Incidentally, although the removal rate and the load current value are described by using numerical values for convenience, the related correspondences thereof are determined by conditions such as the initial removal roll gap, the amount of protrusion, and the functional capacity of the removal device 1. However, the values are not limited to the above values.

The sludge that has been hulled by the removing rolls 6 and 6 flows down to the wind sorting device 2, the rice husks are removed, and the grain arrives at the sorting device 3 via the grain elevator 8.

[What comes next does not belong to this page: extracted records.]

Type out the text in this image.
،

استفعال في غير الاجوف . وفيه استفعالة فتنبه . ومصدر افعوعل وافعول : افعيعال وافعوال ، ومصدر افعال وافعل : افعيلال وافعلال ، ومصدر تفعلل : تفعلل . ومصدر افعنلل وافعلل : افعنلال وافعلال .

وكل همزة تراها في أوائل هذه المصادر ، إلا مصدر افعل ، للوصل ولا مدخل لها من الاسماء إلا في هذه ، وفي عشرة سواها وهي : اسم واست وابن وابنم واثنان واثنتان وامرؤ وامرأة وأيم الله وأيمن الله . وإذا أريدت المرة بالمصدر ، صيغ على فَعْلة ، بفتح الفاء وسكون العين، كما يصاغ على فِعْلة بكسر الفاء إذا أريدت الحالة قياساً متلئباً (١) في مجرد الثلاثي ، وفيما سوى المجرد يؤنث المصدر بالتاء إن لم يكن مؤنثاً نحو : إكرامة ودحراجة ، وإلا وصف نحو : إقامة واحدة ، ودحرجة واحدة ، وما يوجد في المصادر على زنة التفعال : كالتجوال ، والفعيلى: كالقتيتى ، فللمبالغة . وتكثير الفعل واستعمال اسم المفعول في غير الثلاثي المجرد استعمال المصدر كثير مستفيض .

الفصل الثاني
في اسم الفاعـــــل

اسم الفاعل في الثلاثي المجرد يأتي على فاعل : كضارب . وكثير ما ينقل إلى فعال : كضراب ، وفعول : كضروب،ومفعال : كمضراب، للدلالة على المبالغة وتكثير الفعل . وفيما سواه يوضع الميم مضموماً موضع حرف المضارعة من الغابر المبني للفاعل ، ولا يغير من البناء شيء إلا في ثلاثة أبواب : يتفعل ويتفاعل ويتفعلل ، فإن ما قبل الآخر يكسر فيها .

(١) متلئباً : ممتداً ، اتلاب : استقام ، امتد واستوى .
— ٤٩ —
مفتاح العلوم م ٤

The mixed rice transported to the supply side of the sorting cylinder 12 by the mixed rice transfer trough 13 in the sorting cylinder 12 scoops up small brown rice in the pot hole with the rotation of the sorting cylinder 12, and the brown rice transfer trough. Dropped in 14, the large paddy is scooped low, dropped into the mixed rice transfer gutter 13 or the sorting cylinder 12, while flowing to the discharge side in sequence, and the grain reaching the end side of the sorting cylinder 12 is again It is returned to the removing device 1 and is subjected to the removing selection process.

[Brief description of drawings]

1 shows an embodiment of the present invention. FIG. 1 is an overall side sectional view, FIG. 2 is an electric circuit diagram, and FIG. 3 is a flow chart. In the drawing, 1 is a removing device, 2 is a wind selecting device, 3 is a selecting device, 5 is an opening control valve, 6 and 6 are removing rolls, 12 is a selecting cylinder, 20 is a removing ratio sensor, and 23. Is a CPU and 24 is a drive motor.

Claims (1)

[Claims] 1. A pair of removing rolls 6, 6 for hulling, a drive motor 24 for driving the removing rolls 6, 6, and a load current sensor 25 for detecting a load current value of the drive motor 24.
Roll gap adjusting means for adjusting the gap between the removing rolls 6 and 6 to a wide range, a roll gap adjusting motor for driving the roll gap adjusting means to a wide range, and a removing rate sensor for detecting a removing rate of the ejected rice. 20, a depletion roll gap control including a load current value reference control operation means that is activated at the beginning of hulling, and a depletion rate reference control operation means that is activated following the load current value reference control operation means. In the device, a reference depletion rate setting means capable of artificially adjusting and setting the control reference depletion rate value of the depletion rate standard control operation means in advance,
From the related reference load current value setting means for changing and setting the control reference load current value of the load current value reference control operation means in relation to the high / low reference removal rate setting of the reference removal rate setting means. De-rolling roll gap control device for Nara huller.